Via Polish notation, (P∨Q) can get rewritten as Apq,  [¬P∧(P∨Q)] can get rewritten as KNpApq, and {[¬P∧(P∨Q)]→Q} can get rewritten as CKNpApqq.  We can then use the following axioms to prove CKNpApqq as a theorem.  By a relevant soundness meta-theorem, we'll have CKNpApqq as a tautology also.
A1 CpCqp - recursive variable prefixing - RVP
A2 CCpCqrCCpqCpr - self-distribution - SD
A3 CCNpKqNqp - negation out - No
A4 CKpqp - conjunction out left - Kol
A5 CKpqq - conjunction out right - Kor
A6 CpCqKpq - conjunction in - Ki
A7 CCpqCCrqCAprq - disjunction out - Ao
Via the relevant deduction meta-theorem which SD and RVP enable, we have conditional introduction as a derivable rule of inference, which I'll denote as Ci.  The only other rule of inference I'll use is C-detachment or C-d 
{C$\alpha$$\beta$, $\alpha$} $\vdash$ $\beta$.   

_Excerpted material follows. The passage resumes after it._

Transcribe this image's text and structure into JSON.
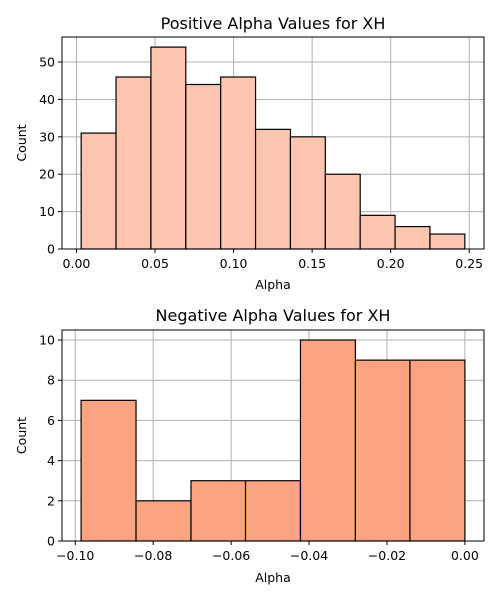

  1 hypothesis  |    KNpApq
  2 Kol         |    CKNpApqNp
  3 C-d 2, 1    |    Np
  4 Kor         |    CKNpApqApq
  5 C-d 4, 1    |    Apq
  6 hypothesis  ||   p
  7 hypothesis  |||  Nq
  8 Ki          |||  CpCNpKpNp
  9 C-d 8, 6    |||  CNpKpNp
 10 C-d 9, 3    |||  KpNp
 11 Ci 7-10     ||   CNqKpNp
 12 No          ||   CCNqKpNpq
 13 C-d 12, 11  ||   q
 14 Ci 6-13     |    Cpq
 15 hypothesis  ||   q
 16 Ci 15-15    |    Cqq
 17 Ao          |    CCpqCCqqCApqq
 18 C-d 17, 14  |    CCqqCApqq
 19 C-d 18, 16  |    CApqq
 20 C-d 19, 5   |    q
 21 Ci 1-20          CKNpApqq.

A: [~p^(pvq)]->q
[pv(~p^~q)]vq
[(pv~p)^(pv~q)]vq
[T^(pv~q)]vq
(pv~q)vq
pvT
T
======================
Therefore its a tautology^^